The Caisse de dépôt et placement du Québec is looking for a CEO. The last one didn’t turn out so well. After Henri-Paul Rousseau resigned last May, the Caisse, which manages Quebec public pension and insurance fund assets, turned to his No. 2, the affable Richard Guay. When markets tumbled last fall, Guay went on stress leave, and never returned. The Caisse, with $155 billion under management as of Dec. 31, 2007, is expected to lose tens of billions for 2008, posting its worst performance ever.

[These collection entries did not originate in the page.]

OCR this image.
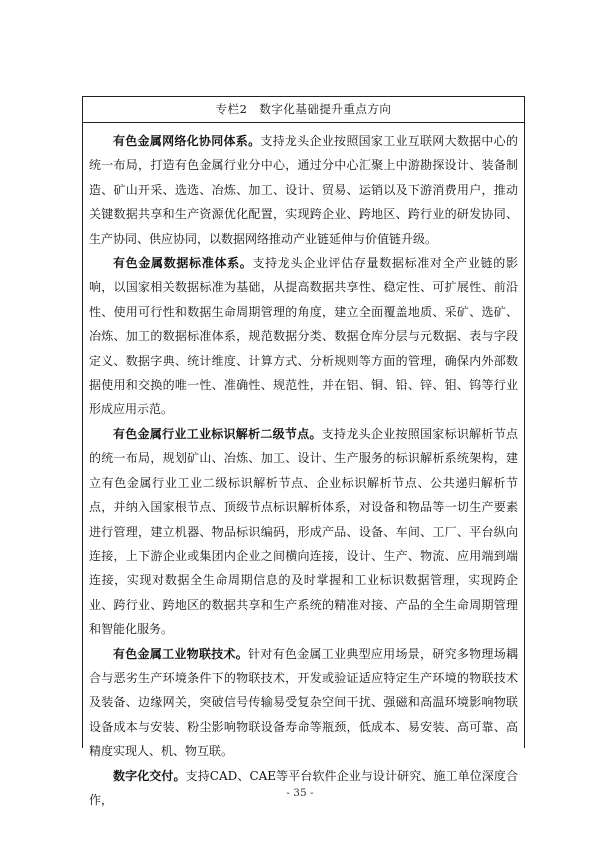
专栏2　数字化基础提升重点方向

有色金属网络化协同体系。支持龙头企业按照国家工业互联网大数据中心的统一布局，打造有色金属行业分中心，通过分中心汇聚上中游勘探设计、装备制造、矿山开采、选选、冶炼、加工、设计、贸易、运销以及下游消费用户，推动关键数据共享和生产资源优化配置，实现跨企业、跨地区、跨行业的研发协同、生产协同、供应协同，以数据网络推动产业链延伸与价值链升级。

有色金属数据标准体系。支持龙头企业评估存量数据标准对全产业链的影响，以国家相关数据标准为基础，从提高数据共享性、稳定性、可扩展性、前沿性、使用可行性和数据生命周期管理的角度，建立全面覆盖地质、采矿、选矿、冶炼、加工的数据标准体系，规范数据分类、数据仓库分层与元数据、表与字段定义、数据字典、统计维度、计算方式、分析规则等方面的管理，确保内外部数据使用和交换的唯一性、准确性、规范性，并在铝、铜、铅、锌、钼、钨等行业形成应用示范。

有色金属行业工业标识解析二级节点。支持龙头企业按照国家标识解析节点的统一布局，规划矿山、冶炼、加工、设计、生产服务的标识解析系统架构，建立有色金属行业工业二级标识解析节点、企业标识解析节点、公共递归解析节点，并纳入国家根节点、顶级节点标识解析体系，对设备和物品等一切生产要素进行管理，建立机器、物品标识编码，形成产品、设备、车间、工厂、平台纵向连接，上下游企业或集团内企业之间横向连接，设计、生产、物流、应用端到端连接，实现对数据全生命周期信息的及时掌握和工业标识数据管理，实现跨企业、跨行业、跨地区的数据共享和生产系统的精准对接、产品的全生命周期管理和智能化服务。

有色金属工业物联技术。针对有色金属工业典型应用场景，研究多物理场耦合与恶劣生产环境条件下的物联技术，开发或验证适应特定生产环境的物联技术及装备、边缘网关，突破信号传输易受复杂空间干扰、强磁和高温环境影响物联设备成本与安装、粉尘影响物联设备寿命等瓶颈，低成本、易安装、高可靠、高精度实现人、机、物互联。

数字化交付。支持CAD、CAE等平台软件企业与设计研究、施工单位深度合作，	- 35 -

If you look at past Caisse CEOs, you’d think the job required not just financial savvy, but also political astuteness and a lineage traceable back to the pure laine settlers. Chairman Pierre Brunet insists this isn’t so: if the right candidate “is bilingual, it doesn’t mean he has to be a Quebecer,” he says. “But,” Brunet adds, “he has to understand the Quebec environment.” The reality is that the Caisse is still beholden to its legacy as a creation of the Quiet Revolution. (The search that yielded Guay required “a thorough knowledge of the socioeconomic and political issues of Quebec.”) Its mandate remains a puzzle: to seek “optimal [returns]…while at the same time contributing to Quebec’s economic development.” No wonder some Quebec politicians still treat the Caisse as their plaything. The province appoints all directors and has been reported to be preparing to overhaul the board with a raft of new appointments.
The Caisse is a player with global heft, so the next CEO should be the best investment manager the board can find globally — whether he or she speaks French, understands the Quebec environment, or can even find Quebec City on a map. Why limit the talent pool, when the only language that should matter is whatever the numbers speak?